Dokładnie przewertowałam skład i znajdowało się w nim wszystko to czego moim zdaniem potrzebuje moja skóra.
Moja cera jeszcze jakieś 2 lata wstecz była wystawiana na bezpośrednie promieniowanie słoneczne i dziś zauważam tego skutki - celem stosowania tego instensywnego serum była regeneracja, odżywienie i dodanie witalności skórze.
Skład oparty jest na trójglicerydach, co początkowo mnie zmartwiło, gdyż przy użyciu innego olejku na ich bazie powstawała mi kaszka na czole, jednak w tym przypadku tak sie nie stało - nie mam zasady na moją cerę w tej dziedzinie.
Skład zawiera w sobie także olej z winogron, silnie regenerujący skwalan.
Produkt, pomimo że w postaci żelu pozostawiał tłusty, oleisty film na skórze mający zabezpieczać cerę przed utratą wody, o co podejrzewam właśnie w/w Caprylic Trigliceride, jednak w stosowaniu na noc taka powłoczka mi nie przeszkadza, a wręcz nawet ją lubię.

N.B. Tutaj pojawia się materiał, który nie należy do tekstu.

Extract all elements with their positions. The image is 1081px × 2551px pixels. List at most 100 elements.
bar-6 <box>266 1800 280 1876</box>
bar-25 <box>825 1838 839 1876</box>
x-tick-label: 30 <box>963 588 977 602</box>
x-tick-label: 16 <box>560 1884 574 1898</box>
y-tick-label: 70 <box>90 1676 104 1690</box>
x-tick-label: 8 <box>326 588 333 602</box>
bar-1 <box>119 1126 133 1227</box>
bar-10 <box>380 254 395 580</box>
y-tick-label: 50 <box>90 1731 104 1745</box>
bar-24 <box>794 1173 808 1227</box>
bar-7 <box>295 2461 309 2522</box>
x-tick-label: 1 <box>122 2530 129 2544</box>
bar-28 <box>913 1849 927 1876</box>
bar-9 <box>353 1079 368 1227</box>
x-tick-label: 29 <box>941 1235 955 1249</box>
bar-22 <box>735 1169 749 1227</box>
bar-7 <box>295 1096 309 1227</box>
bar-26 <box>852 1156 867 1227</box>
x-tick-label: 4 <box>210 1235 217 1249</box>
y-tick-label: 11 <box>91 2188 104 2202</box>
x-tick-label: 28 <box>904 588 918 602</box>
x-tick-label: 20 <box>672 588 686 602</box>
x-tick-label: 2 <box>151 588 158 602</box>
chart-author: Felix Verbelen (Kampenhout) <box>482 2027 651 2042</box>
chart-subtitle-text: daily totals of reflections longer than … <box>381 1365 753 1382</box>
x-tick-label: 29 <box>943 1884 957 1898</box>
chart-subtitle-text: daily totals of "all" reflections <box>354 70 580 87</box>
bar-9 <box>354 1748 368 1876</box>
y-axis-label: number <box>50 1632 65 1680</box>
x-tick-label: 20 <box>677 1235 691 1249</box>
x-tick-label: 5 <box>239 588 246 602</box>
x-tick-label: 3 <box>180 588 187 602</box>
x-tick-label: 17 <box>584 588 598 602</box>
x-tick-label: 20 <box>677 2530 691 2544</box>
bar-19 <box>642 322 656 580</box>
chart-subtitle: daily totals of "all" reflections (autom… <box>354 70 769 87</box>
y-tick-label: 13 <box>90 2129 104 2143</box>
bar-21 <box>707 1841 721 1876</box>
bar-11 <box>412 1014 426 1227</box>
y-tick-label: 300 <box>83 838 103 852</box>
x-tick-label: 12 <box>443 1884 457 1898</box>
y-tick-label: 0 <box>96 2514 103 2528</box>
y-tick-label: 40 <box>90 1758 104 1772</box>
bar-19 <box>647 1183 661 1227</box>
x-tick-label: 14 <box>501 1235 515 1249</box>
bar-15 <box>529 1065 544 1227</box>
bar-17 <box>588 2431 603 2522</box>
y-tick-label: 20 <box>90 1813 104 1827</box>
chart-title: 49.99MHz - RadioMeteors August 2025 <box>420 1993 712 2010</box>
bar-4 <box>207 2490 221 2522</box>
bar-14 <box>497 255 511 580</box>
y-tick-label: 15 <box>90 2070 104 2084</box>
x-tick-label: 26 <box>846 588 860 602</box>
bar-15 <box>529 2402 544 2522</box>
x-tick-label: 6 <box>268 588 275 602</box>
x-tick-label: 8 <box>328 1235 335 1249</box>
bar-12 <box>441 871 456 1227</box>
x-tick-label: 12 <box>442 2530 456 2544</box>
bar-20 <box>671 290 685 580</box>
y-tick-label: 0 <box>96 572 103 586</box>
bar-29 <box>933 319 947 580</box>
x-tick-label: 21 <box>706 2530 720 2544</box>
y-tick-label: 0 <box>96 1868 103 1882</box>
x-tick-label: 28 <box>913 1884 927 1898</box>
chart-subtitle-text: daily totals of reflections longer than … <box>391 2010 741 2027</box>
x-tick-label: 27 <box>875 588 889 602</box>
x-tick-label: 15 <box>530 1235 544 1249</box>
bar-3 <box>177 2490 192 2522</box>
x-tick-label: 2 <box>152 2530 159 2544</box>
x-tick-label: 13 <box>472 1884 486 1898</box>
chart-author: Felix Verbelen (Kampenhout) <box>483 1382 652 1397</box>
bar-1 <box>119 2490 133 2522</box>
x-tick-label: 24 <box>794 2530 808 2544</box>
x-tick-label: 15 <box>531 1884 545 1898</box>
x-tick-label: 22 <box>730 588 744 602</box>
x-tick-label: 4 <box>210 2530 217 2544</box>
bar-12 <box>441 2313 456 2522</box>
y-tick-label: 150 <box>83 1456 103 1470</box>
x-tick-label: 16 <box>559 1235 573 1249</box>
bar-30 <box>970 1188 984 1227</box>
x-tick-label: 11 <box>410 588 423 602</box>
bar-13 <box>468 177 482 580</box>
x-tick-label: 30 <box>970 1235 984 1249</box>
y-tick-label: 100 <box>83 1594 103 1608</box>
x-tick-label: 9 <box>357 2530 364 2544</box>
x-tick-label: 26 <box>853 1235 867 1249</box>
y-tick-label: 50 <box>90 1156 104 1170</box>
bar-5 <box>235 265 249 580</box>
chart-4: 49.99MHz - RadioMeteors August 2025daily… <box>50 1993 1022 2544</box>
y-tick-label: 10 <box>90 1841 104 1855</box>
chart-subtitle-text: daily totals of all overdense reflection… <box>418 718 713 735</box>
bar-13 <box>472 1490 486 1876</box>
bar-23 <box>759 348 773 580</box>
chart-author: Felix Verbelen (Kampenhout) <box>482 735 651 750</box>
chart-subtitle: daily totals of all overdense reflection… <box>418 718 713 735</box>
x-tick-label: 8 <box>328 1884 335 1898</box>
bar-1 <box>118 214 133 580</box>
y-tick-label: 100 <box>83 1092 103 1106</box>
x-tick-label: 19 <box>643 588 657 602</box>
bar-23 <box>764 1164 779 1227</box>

Zapach: delikatnie słodki.
Konsystencja: Żelowa z domieszką oleistości.
Zastosowanie: Serum/żel Koenzym Q10 Lambre stosowałam na noc dwa-trzy razy w tygodniu, gdyż zależało mi na odżywieniu i odzyskaniu witalności cery, a nie silnym pozbywaniu się defektów - w przypadkach walki z oznakami starzenia sie skóry i utraty owalu twarzy producent zaleca codzienne stosowanie.
Działanie: Po przebudzeniu cera była widocznie nawilżona, ujędrniona oraz nawilżona - widocznie wypoczęta i zregenerowana. W okolicach zaglębień przy nosie widoczne sa jeszcze resztki kosmetyku, które nie wchłonęły sie całkowicie, dzięki czemu uczucie nawilżenia trwa bardzo długo.
Nie pojawiło się żadne działanie komedogenne pomimo tłustej konsystencji.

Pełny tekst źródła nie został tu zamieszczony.